So here’s the thing. I like to run. I lace up my Nike’s and I take off when things are going south in my life. Whether that be with school, my relationship with friends & family, or even a minor inconvenience in my day-to-day activity. I like the rush of adrenaline I feel when I am outside, running away from all the things that are acting as stressors.
But the thing is… that adrenaline only lasts for about 30 minutes after I get home from my run. And then I am back to where I started.
Tired, and longing for something more.
I have been stuck feeling that “longing for something more” these past few weeks. The semester is wrapping up and I have not had a lot of time to just sit and rest in the presence of the Lord. No matter how many runs I go on, I know that the Lord is calling me to realize that I don’t need to be constantly running. He calls me to stillness a concept that I am pretty much terrible at. It is hard to be still when I feel like there’s a million and one things that I need to get accomplished by the time my head hits my pillow at night. But God gives us grace, and we should rest in the grace that is provided to us.

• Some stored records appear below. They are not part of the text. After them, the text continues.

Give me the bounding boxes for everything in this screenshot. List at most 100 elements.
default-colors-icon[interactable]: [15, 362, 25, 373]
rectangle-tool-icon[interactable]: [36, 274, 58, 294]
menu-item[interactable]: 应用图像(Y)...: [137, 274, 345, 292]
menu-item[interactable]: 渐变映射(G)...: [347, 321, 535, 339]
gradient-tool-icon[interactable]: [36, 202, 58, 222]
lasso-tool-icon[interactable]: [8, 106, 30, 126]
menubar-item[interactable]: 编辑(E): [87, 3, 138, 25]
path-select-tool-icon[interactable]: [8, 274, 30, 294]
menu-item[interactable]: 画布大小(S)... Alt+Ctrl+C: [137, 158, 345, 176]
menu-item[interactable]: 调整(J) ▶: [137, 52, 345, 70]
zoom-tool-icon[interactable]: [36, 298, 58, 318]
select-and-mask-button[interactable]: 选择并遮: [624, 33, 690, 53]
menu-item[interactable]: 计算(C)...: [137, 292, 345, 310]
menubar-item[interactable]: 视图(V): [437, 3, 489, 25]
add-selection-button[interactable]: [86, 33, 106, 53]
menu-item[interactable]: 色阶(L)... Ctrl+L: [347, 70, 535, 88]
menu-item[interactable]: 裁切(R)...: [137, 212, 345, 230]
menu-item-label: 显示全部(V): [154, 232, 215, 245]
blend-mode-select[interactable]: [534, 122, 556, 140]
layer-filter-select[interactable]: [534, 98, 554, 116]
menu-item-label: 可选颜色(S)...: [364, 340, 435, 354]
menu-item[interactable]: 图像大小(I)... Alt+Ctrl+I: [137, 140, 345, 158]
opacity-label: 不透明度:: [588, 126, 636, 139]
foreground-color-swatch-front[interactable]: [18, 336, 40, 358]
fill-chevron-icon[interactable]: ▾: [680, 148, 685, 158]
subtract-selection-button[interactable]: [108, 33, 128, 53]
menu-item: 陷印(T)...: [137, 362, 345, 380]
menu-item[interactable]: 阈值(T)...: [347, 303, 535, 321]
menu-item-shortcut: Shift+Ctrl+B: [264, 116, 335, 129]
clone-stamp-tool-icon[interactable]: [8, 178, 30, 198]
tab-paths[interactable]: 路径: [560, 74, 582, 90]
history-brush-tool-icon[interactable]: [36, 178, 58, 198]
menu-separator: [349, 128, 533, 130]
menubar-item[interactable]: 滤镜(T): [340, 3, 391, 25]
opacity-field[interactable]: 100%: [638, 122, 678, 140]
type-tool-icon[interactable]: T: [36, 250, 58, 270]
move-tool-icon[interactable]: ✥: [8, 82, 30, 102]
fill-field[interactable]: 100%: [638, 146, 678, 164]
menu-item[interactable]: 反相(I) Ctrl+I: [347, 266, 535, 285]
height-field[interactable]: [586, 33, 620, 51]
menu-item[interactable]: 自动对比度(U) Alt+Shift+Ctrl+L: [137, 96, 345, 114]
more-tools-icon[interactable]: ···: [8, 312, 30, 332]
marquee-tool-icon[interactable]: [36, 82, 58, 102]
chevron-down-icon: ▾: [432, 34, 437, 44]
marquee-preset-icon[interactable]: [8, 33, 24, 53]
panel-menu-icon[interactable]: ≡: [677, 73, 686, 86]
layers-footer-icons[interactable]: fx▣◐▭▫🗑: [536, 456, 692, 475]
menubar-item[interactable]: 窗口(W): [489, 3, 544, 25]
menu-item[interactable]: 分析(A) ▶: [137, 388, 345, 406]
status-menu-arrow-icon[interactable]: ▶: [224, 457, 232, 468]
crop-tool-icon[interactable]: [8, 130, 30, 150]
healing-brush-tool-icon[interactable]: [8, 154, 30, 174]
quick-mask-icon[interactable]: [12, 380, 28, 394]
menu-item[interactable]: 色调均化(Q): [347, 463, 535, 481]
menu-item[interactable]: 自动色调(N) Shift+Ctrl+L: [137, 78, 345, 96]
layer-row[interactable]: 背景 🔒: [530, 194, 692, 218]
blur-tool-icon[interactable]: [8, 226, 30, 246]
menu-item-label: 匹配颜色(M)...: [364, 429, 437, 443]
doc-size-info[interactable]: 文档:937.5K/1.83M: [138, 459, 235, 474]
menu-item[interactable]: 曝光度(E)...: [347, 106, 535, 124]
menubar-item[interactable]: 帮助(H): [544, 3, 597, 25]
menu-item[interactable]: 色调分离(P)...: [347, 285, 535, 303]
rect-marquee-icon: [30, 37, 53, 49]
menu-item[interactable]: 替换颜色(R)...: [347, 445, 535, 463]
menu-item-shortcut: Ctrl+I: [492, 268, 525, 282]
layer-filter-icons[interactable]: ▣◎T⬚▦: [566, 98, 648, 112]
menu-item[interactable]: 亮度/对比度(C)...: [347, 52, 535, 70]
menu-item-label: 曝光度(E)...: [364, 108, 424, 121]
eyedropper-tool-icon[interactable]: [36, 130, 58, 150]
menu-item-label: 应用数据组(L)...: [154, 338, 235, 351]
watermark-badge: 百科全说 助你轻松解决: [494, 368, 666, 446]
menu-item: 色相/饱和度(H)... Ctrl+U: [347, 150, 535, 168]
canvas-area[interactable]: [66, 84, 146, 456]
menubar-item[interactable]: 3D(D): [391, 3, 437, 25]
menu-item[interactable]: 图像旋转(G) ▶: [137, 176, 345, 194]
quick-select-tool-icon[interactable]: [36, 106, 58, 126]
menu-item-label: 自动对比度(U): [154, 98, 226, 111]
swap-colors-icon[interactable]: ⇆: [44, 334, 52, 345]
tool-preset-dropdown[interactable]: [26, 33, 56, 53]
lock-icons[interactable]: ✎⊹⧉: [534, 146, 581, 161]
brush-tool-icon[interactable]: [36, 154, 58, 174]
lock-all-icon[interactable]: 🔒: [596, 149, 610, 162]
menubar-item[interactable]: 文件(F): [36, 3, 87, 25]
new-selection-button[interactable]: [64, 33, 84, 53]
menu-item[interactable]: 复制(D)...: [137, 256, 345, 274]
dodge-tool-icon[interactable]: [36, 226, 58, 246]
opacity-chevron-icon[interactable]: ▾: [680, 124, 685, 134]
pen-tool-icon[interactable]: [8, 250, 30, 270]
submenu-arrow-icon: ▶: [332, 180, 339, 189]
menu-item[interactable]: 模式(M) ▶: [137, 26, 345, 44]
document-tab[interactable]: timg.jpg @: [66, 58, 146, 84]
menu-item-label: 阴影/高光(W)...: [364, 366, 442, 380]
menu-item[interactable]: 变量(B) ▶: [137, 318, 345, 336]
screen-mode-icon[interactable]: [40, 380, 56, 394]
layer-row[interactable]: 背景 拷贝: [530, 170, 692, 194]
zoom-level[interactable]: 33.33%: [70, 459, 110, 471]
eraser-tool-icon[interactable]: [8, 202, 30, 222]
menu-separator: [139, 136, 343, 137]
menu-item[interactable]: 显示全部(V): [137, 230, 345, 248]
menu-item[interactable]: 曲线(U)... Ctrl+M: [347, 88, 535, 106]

“Walk in the peace that when your to-do list shatters on the rocks of reality, God is not measuring you by how much you get done” -John Piper
The bible tells us to be still, it is an actual command that God gives us. But even still we fight it. Society doesn’t like to be still. So I challenge you to be a little less like the world around you, and a little more like God. Learn to be still and enjoy the quiet moments with your Heavenly Father.